Objectives: To address potential bias due to differential socioeconomic status (SES) in comparing the cardiovascular effectiveness of sodium-glucose cotransporter 2 inhibitors (SGLT2i) relative to SUs.
Methods: Using Medicare Data [2013-19], we identified patients >65 years with type 2 diabetes (T2D) initiating SGLT2i vs. SU. Primary outcomes were modified major adverse cardiovascular outcomes (MACE) [myocardial infarction, stroke, or all-cause mortality] or heart failure hospitalization (HHF) based on validated claims-based algorithms. We estimated HR (95% CI) after 1:1 propensity score (PS) matching, adjusting for 130 baseline covariates. We conducted as-treated analyses censoring for treatment changes. To account for confounding and differential dropout due to SES, we (i) adjusted for dual Medicaid eligibility, low-income subsidy amount, out-of-pocket cost, and SES score (a validated zip-code level geo-coded measure of income and other SES), (ii) performed PS matching separately within each quintile of the SES score (iii) stratified analyses by matched sets restricting to matched sets with similar follow-up times, and (iv) conducted censoring-weighted analyses. We compared linagliptin (a DPP-4 inhibitor) vs. glimepiride (a SU) as a negative control comparison with the CAROLINA trial estimates for the primary outcome (MACE) as a benchmark.

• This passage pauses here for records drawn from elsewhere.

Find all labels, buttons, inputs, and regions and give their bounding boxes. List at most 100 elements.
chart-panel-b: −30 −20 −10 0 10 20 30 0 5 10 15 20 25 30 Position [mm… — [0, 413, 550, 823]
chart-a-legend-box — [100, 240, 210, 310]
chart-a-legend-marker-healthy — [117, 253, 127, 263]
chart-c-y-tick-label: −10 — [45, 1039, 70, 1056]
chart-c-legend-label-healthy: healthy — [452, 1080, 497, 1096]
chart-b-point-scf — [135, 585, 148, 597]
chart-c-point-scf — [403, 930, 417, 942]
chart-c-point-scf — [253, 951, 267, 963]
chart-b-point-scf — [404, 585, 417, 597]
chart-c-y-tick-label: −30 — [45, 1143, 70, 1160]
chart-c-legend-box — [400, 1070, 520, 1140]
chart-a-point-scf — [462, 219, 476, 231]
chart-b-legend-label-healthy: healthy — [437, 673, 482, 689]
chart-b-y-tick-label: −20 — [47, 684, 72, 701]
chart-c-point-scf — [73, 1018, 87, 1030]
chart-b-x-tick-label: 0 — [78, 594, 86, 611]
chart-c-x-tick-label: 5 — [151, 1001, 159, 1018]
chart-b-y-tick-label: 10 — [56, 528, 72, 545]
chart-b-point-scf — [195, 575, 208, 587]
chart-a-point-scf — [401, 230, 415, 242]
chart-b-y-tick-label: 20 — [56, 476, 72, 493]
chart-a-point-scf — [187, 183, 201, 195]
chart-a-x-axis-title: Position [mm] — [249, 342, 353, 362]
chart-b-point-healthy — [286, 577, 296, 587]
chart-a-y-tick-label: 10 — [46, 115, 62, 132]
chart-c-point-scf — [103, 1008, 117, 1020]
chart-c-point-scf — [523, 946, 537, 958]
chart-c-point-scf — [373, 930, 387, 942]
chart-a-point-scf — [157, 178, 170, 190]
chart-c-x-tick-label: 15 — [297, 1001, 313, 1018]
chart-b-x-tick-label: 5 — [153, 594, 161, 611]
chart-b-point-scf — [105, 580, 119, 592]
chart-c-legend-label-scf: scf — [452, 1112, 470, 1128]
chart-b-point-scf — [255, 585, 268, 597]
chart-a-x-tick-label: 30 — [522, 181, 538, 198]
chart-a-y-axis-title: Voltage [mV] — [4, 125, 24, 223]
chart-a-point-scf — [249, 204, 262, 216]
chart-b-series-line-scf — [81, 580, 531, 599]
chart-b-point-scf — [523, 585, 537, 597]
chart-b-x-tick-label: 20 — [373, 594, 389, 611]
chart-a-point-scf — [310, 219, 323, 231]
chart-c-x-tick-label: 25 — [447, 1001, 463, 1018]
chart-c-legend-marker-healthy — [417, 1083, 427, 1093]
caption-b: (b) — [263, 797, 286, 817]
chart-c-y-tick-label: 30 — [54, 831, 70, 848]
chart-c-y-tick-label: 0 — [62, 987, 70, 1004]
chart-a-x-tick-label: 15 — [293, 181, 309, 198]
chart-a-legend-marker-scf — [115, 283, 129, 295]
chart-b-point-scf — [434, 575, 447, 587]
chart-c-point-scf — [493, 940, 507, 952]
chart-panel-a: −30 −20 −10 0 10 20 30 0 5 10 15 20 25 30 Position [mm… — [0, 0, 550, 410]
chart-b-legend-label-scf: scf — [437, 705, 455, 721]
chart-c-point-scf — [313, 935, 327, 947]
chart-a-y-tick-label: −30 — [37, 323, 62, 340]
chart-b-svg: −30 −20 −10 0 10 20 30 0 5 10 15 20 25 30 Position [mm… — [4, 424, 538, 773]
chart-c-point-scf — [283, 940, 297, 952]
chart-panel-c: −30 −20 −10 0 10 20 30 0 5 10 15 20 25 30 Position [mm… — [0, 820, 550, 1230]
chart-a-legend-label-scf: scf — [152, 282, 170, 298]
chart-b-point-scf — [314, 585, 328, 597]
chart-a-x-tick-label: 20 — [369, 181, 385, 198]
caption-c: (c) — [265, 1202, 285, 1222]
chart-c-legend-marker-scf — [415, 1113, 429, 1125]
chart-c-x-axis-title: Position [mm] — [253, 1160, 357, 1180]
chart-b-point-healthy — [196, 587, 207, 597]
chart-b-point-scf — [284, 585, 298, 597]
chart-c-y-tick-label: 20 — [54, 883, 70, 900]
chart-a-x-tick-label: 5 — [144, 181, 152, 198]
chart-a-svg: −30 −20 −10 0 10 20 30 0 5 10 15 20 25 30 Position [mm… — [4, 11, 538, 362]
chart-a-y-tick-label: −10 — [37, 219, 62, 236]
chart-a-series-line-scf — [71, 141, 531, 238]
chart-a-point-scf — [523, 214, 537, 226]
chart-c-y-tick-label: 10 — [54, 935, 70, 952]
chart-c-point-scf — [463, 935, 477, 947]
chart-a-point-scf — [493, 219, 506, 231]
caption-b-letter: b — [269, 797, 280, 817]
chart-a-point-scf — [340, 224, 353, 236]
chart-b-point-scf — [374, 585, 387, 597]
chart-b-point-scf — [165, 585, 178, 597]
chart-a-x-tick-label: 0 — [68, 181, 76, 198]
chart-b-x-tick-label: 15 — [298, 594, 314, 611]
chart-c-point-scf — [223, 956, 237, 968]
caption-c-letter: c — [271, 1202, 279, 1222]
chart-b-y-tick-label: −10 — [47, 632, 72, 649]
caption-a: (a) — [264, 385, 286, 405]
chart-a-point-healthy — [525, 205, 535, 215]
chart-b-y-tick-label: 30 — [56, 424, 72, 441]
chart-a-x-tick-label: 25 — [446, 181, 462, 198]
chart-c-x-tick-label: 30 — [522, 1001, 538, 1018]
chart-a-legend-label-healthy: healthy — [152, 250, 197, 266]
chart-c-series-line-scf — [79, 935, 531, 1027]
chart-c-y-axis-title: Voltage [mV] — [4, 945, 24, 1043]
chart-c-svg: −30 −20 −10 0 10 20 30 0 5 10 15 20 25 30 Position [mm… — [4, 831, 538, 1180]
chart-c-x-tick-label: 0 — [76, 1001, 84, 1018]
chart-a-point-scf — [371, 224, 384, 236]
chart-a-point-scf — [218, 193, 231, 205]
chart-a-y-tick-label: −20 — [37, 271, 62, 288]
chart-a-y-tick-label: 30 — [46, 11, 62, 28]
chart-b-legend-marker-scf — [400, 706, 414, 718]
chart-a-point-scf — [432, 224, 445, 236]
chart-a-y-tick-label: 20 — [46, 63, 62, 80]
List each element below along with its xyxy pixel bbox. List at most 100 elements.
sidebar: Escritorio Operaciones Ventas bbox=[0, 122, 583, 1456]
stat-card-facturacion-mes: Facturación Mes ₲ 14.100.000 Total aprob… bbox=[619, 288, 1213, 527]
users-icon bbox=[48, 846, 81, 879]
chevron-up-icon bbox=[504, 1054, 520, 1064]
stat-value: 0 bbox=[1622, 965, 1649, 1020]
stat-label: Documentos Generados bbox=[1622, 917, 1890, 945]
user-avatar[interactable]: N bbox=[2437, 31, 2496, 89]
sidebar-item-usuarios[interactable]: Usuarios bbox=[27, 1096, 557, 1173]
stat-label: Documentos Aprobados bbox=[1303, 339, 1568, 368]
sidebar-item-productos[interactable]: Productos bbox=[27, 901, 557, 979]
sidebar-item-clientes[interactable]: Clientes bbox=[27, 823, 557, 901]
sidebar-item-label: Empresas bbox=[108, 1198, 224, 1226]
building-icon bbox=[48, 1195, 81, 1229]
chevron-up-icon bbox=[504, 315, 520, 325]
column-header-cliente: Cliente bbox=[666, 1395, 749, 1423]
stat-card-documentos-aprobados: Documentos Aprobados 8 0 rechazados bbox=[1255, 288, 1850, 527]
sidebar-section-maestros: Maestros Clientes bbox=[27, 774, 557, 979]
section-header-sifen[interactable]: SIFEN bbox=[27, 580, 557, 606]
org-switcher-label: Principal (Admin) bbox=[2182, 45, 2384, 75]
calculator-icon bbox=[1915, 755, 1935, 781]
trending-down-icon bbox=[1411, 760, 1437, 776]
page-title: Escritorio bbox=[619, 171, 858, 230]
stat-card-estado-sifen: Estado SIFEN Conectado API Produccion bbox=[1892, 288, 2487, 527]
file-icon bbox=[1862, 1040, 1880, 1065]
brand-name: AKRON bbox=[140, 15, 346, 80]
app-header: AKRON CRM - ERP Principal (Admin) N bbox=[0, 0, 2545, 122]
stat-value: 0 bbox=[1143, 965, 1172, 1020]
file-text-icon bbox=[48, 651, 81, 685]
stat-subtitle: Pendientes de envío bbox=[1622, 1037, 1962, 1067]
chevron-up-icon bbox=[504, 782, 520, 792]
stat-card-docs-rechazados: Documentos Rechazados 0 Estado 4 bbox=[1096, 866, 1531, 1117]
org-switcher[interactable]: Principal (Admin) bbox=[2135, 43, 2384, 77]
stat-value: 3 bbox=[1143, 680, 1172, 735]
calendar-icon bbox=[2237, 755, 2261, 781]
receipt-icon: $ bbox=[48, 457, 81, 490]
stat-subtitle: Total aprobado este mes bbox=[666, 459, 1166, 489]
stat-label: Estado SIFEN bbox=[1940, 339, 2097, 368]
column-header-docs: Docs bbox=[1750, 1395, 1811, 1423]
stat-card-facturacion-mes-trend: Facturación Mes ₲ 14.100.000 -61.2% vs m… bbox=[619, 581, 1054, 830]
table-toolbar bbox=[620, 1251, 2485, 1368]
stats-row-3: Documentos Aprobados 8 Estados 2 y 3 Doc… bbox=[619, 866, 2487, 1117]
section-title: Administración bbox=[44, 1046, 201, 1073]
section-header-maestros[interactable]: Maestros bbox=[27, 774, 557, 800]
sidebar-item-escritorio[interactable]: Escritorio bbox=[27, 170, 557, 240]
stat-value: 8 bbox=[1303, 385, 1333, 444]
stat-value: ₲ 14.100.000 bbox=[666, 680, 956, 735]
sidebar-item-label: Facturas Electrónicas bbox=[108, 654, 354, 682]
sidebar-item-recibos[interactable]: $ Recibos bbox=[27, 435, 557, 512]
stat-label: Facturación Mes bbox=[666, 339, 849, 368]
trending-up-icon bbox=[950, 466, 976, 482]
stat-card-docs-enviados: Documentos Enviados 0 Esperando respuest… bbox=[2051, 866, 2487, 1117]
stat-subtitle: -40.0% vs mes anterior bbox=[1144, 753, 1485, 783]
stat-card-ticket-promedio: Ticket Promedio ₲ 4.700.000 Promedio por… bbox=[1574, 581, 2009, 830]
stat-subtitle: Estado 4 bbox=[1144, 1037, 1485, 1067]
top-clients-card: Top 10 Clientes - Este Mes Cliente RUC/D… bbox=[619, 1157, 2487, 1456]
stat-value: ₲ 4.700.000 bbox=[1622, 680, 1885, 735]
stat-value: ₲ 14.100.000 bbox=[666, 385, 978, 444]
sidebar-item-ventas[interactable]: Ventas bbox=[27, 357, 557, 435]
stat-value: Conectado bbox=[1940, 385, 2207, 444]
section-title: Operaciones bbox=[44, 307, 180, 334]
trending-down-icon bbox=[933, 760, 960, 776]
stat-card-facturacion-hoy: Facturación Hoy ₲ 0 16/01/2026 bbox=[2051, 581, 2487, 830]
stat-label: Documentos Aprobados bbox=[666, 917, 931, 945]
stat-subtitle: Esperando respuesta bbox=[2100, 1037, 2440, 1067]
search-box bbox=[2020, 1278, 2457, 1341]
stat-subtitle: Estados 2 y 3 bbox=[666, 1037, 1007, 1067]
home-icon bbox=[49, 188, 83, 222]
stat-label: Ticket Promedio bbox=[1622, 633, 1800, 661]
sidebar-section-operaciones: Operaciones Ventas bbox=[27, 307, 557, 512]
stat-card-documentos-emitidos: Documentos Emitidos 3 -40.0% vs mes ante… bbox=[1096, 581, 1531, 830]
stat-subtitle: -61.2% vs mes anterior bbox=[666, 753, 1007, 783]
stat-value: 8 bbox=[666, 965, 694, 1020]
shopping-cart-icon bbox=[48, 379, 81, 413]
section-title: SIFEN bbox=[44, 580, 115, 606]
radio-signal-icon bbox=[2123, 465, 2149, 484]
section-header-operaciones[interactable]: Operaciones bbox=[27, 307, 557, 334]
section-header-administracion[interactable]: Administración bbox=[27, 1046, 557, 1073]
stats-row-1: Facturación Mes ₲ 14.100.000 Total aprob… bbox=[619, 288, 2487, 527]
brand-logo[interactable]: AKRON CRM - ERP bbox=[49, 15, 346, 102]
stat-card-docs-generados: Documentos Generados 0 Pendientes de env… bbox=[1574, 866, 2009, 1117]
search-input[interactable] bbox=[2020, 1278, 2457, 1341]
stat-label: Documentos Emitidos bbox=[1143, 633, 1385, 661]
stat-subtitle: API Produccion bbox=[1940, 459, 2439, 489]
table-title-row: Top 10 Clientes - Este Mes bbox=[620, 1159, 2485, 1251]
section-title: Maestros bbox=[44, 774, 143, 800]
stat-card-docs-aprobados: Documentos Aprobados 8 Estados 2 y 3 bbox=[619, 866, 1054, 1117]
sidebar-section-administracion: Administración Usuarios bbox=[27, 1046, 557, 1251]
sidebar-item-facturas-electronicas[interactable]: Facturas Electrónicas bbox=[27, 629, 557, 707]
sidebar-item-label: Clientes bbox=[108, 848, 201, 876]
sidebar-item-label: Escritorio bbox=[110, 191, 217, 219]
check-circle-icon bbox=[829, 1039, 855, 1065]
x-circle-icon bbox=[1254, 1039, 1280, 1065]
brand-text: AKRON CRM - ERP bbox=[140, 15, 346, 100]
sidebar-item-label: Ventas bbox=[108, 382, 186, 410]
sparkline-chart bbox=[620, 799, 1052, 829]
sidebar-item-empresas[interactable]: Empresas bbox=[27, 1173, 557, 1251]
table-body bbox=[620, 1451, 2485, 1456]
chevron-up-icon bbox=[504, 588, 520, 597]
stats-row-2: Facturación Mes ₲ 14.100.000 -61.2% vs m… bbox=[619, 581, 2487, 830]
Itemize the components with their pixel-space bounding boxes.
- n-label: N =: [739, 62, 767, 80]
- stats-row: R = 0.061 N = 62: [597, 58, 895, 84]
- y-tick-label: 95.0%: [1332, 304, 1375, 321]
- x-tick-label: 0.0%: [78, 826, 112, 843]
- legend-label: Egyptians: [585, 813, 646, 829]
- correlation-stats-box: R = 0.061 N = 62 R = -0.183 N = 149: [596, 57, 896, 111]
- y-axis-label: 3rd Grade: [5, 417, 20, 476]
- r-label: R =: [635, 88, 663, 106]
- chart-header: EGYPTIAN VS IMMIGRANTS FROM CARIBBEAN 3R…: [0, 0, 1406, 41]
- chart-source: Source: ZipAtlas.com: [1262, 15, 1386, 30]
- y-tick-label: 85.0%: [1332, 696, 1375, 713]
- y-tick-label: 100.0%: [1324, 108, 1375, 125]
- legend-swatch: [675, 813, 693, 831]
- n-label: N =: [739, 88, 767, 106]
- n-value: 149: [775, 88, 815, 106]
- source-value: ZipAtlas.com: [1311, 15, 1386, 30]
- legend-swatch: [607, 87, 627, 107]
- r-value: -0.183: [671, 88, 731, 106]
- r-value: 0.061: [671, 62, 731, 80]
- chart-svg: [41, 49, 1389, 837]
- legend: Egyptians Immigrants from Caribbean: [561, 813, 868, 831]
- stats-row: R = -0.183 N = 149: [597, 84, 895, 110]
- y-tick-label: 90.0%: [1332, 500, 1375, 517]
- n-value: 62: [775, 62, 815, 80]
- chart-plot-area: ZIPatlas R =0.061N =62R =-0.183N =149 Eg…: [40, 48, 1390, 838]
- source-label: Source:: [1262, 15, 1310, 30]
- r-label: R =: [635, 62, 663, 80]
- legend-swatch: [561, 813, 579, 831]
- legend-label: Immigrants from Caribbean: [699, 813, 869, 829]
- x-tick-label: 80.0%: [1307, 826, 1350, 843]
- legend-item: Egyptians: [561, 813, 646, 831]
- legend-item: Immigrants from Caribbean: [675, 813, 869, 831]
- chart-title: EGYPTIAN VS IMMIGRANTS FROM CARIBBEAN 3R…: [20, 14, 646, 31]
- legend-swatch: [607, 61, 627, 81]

Results: We identified 58,055 matched pairs of SGLT2i and SU initiators with balanced baseline characteristics. Mean age was 72 years, 52% were male, and 44% had baseline CVD history. Overall, we observed 5.7 and 11.2 HHF events per 1000 PY in SGLT2i and SU, with an HR (95% CI) of 0.51 (0.45, 0.58). For modified MACE, the incidence rates per 1000 PY were 21.3 and 29.6, with an HR of 0.72 (0.67, 0.77). All analyses accounting for confounding and differential censoring due to SES provided similar findings. For linagliptin vs. glimepiride, the MACE estimates were similar to those from the CAROLINA trial: HRs: 0.94 (0.87, 1.01) vs. 0.98 (0.84, 1.14) for the CAROLINA trial.
Conclusions: Among older adults with T2D, SGLT2i were associated with reduced HHF and modified MACE outcomes vs. SU, a finding robust to analyses accounting for SES. We will repeat analyses in the UK Clinical Practice Research Datalink to compare estimates in a single-payer healthcare system.